We are seeing a strange issue on one of our clusters where every several hours the read IOPS on some of the data nodes spike, causing a lot of iowait and degraded indexing performance. This can persist for several hours, but eventually it drops and performance returns to normal again.
iotop clearly shows the culprit to be the data node, but I have no idea what it is doing that is causing such a high load.
I should mention that all other indicators (CPU utilization, GC, heap size, etc.) are all within normal parameters, so it is most certainly the high iowait that is killing the performance.
Also, there are no queries running during these spikes so it is definitely something internal.
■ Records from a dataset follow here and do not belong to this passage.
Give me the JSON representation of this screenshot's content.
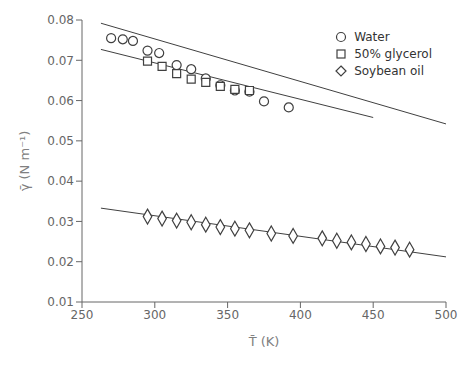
{
  "chart_data": {
    "type": "scatter",
    "xlabel": "T̄ (K)",
    "ylabel": "γ̄ (N m⁻¹)",
    "xlim": [
      250,
      500
    ],
    "ylim": [
      0.01,
      0.08
    ],
    "xticks": [
      250,
      300,
      350,
      400,
      450,
      500
    ],
    "yticks": [
      0.01,
      0.02,
      0.03,
      0.04,
      0.05,
      0.06,
      0.07,
      0.08
    ],
    "grid": false,
    "legend": "upper right",
    "series": [
      {
        "type": "line",
        "color": "#404040",
        "x": [
          263,
          500
        ],
        "values": [
          0.0792,
          0.0542
        ]
      },
      {
        "type": "line",
        "color": "#404040",
        "x": [
          263,
          450
        ],
        "values": [
          0.0727,
          0.0558
        ]
      },
      {
        "type": "line",
        "color": "#404040",
        "x": [
          263,
          500
        ],
        "values": [
          0.0333,
          0.0212
        ]
      },
      {
        "type": "scatter",
        "name": "Water",
        "color": "#404040",
        "marker": "circle",
        "x": [
          270,
          278,
          285,
          295,
          303,
          315,
          325,
          335,
          345,
          355,
          365,
          375,
          392
        ],
        "values": [
          0.0755,
          0.0752,
          0.0748,
          0.0724,
          0.0718,
          0.0688,
          0.0678,
          0.0655,
          0.0638,
          0.0625,
          0.0622,
          0.0598,
          0.0583
        ]
      },
      {
        "type": "scatter",
        "name": "50% glycerol",
        "color": "#404040",
        "marker": "square",
        "x": [
          295,
          305,
          315,
          325,
          335,
          345,
          355,
          365
        ],
        "values": [
          0.0698,
          0.0685,
          0.0667,
          0.0653,
          0.0645,
          0.0635,
          0.0628,
          0.0625
        ]
      },
      {
        "type": "scatter",
        "name": "Soybean oil",
        "color": "#404040",
        "marker": "diamond",
        "x": [
          295,
          305,
          315,
          325,
          335,
          345,
          355,
          365,
          380,
          395,
          415,
          425,
          435,
          445,
          455,
          465,
          475
        ],
        "values": [
          0.0312,
          0.0307,
          0.0302,
          0.0298,
          0.0292,
          0.0286,
          0.0282,
          0.0278,
          0.027,
          0.0264,
          0.0258,
          0.0252,
          0.0248,
          0.0244,
          0.0238,
          0.0235,
          0.023
        ]
      }
    ]
  }
}
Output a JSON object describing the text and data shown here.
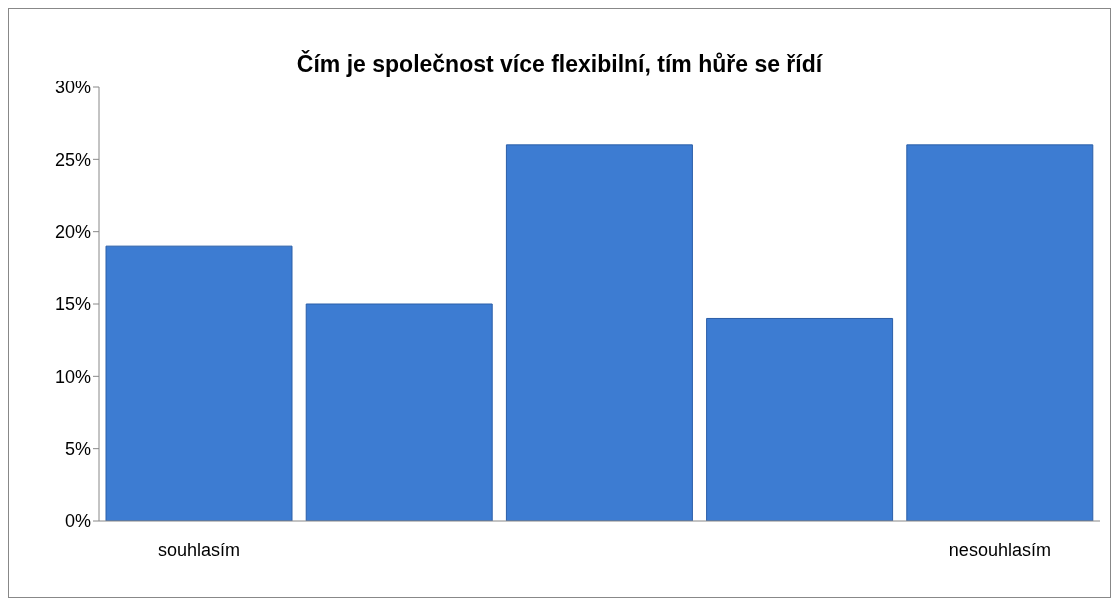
{
  "chart_data": {
    "type": "bar",
    "title": "Čím je společnost více flexibilní, tím hůře se řídí",
    "categories": [
      "souhlasím",
      null,
      null,
      null,
      "nesouhlasím"
    ],
    "values": [
      19,
      15,
      26,
      14,
      26
    ],
    "color": "#3d7cd2",
    "ylim": [
      0,
      30
    ],
    "yticks": [
      {
        "value": 0,
        "label": "0%"
      },
      {
        "value": 5,
        "label": "5%"
      },
      {
        "value": 10,
        "label": "10%"
      },
      {
        "value": 15,
        "label": "15%"
      },
      {
        "value": 20,
        "label": "20%"
      },
      {
        "value": 25,
        "label": "25%"
      },
      {
        "value": 30,
        "label": "30%"
      }
    ],
    "grid": false,
    "legend": false
  }
}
Our setup is 5 physical machines (each with 64GB of memory) - all of them are running a single data node (with 30GB heap size); in addition, machines 1-3 are running a master node (with 4GB heap size) and machines 4-5 are running an ingest node (with 12GB heap size).
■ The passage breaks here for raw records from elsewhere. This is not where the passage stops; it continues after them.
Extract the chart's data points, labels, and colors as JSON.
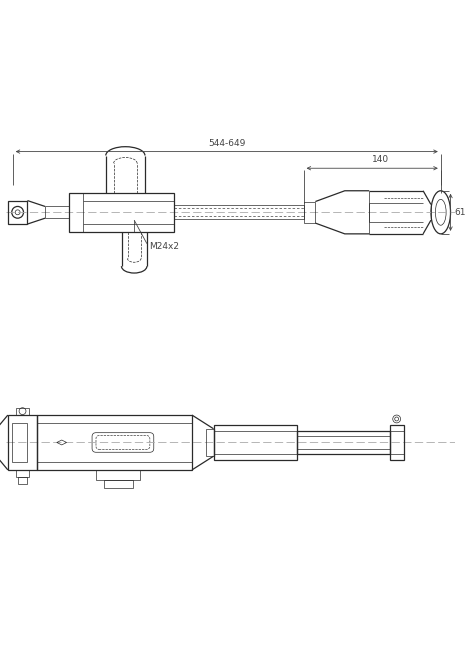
{
  "bg_color": "#ffffff",
  "line_color": "#2a2a2a",
  "dim_color": "#444444",
  "lw_main": 0.9,
  "lw_thin": 0.5,
  "lw_dim": 0.6,
  "lw_dash": 0.45,
  "dim_544_649": "544-649",
  "dim_140": "140",
  "dim_61": "61",
  "dim_M24x2": "M24x2",
  "fontsize_dim": 6.5
}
We are running ES 5.4 on Linux SLES11SP4, JVM 1.8.0.92.
Swap is disabled and we are not over committing memory - each machine has plenty of FS cache to work with.
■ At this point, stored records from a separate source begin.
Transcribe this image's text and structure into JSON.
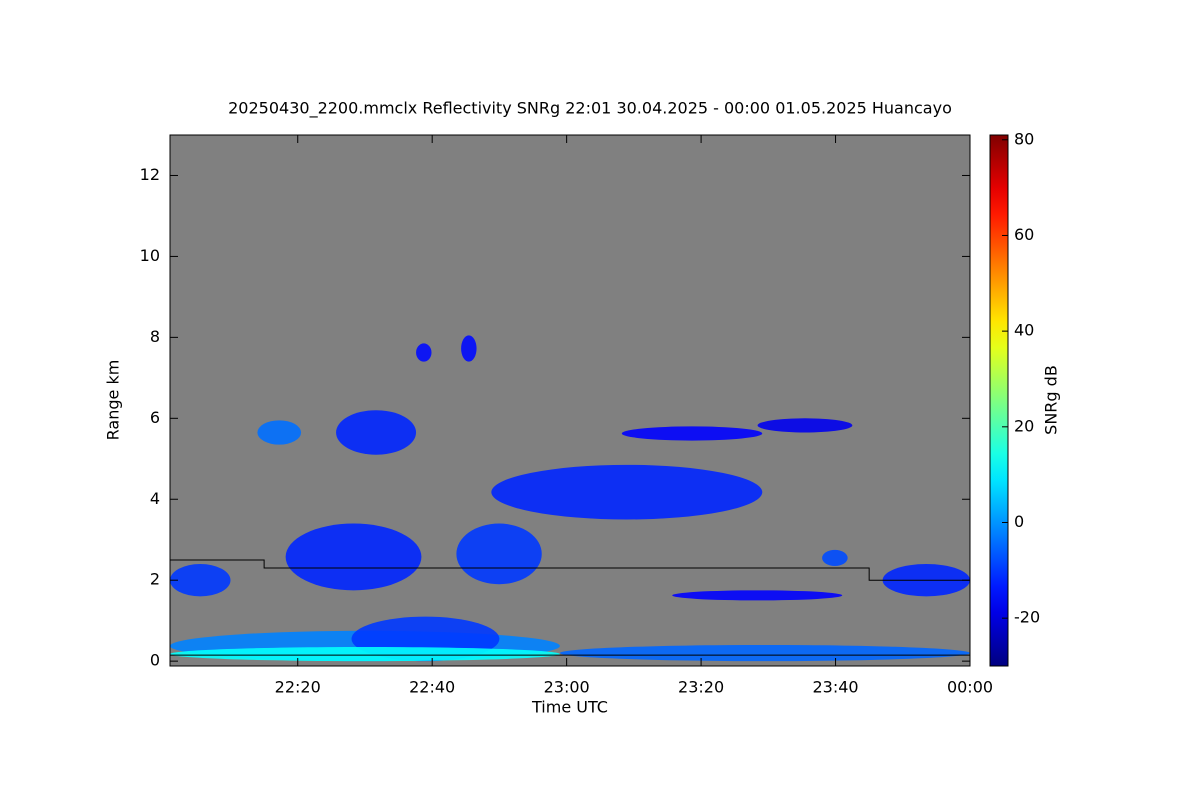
{
  "chart_data": {
    "type": "time-height",
    "title": "20250430_2200.mmclx Reflectivity SNRg   22:01 30.04.2025 - 00:00 01.05.2025 Huancayo",
    "xlabel": "Time UTC",
    "ylabel": "Range km",
    "colorbar_label": "SNRg dB",
    "background": "#808080",
    "xlim": [
      1,
      120
    ],
    "xticks": [
      {
        "value": 20,
        "label": "22:20"
      },
      {
        "value": 40,
        "label": "22:40"
      },
      {
        "value": 60,
        "label": "23:00"
      },
      {
        "value": 80,
        "label": "23:20"
      },
      {
        "value": 100,
        "label": "23:40"
      },
      {
        "value": 120,
        "label": "00:00"
      }
    ],
    "ylim": [
      -0.12,
      13
    ],
    "yticks": [
      0,
      2,
      4,
      6,
      8,
      10,
      12
    ],
    "clim": [
      -30,
      81
    ],
    "cticks": [
      -20,
      0,
      20,
      40,
      60,
      80
    ],
    "echoes": [
      {
        "x": [
          1,
          10
        ],
        "y": [
          1.6,
          2.4
        ],
        "snr": -10
      },
      {
        "x": [
          14,
          20.5
        ],
        "y": [
          5.35,
          5.95
        ],
        "snr": -4
      },
      {
        "x": [
          25.7,
          37.6
        ],
        "y": [
          5.1,
          6.2
        ],
        "snr": -12
      },
      {
        "x": [
          37.6,
          39.9
        ],
        "y": [
          7.4,
          7.85
        ],
        "snr": -15
      },
      {
        "x": [
          44.3,
          46.6
        ],
        "y": [
          7.4,
          8.05
        ],
        "snr": -15
      },
      {
        "x": [
          18.2,
          38.4
        ],
        "y": [
          1.75,
          3.4
        ],
        "snr": -12
      },
      {
        "x": [
          43.6,
          56.3
        ],
        "y": [
          1.9,
          3.4
        ],
        "snr": -10
      },
      {
        "x": [
          48.8,
          89.1
        ],
        "y": [
          3.5,
          4.85
        ],
        "snr": -12
      },
      {
        "x": [
          68.2,
          89.1
        ],
        "y": [
          5.45,
          5.8
        ],
        "snr": -16
      },
      {
        "x": [
          88.4,
          102.5
        ],
        "y": [
          5.65,
          6.0
        ],
        "snr": -18
      },
      {
        "x": [
          75.7,
          101
        ],
        "y": [
          1.5,
          1.75
        ],
        "snr": -16
      },
      {
        "x": [
          98,
          101.8
        ],
        "y": [
          2.35,
          2.75
        ],
        "snr": -8
      },
      {
        "x": [
          107,
          120
        ],
        "y": [
          1.6,
          2.4
        ],
        "snr": -12
      },
      {
        "x": [
          1,
          59
        ],
        "y": [
          0,
          0.75
        ],
        "snr": -2
      },
      {
        "x": [
          28,
          50
        ],
        "y": [
          0,
          1.1
        ],
        "snr": -10
      },
      {
        "x": [
          59,
          120
        ],
        "y": [
          0,
          0.4
        ],
        "snr": -5
      },
      {
        "x": [
          1,
          59
        ],
        "y": [
          0,
          0.35
        ],
        "snr": 12
      }
    ],
    "lines": [
      {
        "color": "#000000",
        "x": [
          1,
          15,
          15,
          105,
          105,
          120
        ],
        "y": [
          2.5,
          2.5,
          2.3,
          2.3,
          2.0,
          2.0
        ]
      },
      {
        "color": "#000000",
        "x": [
          1,
          120
        ],
        "y": [
          0.15,
          0.15
        ]
      }
    ]
  }
}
Our indices have 5 primary shards with a single replica.
Our most active index is a monthly index which currently contains over 700M documents and each replica is about 300GB in size.
From what I've read so far there could be three things causing massive read operations:
- Index refreshes
- ID Lookups (all of our IDs are custom)
- Merges
Our indices have a refresh interval of 30s, so I assume #1 is not really an issue.
ID Lookups could potentially explain it, but I would expect it to cause high disk load 100% of the time, not periodically.
Merges are the only other thing that could explain this behavior, except that running _nodes/stats doesn't show any merge operations executing on the overloaded nodes and there is no indexing throttling.
I have been struggling with this for several days and with no success - I'd appreciate if anyone could shed some light on what could cause these periodic spikes in disk reads.
Thanks,
Dan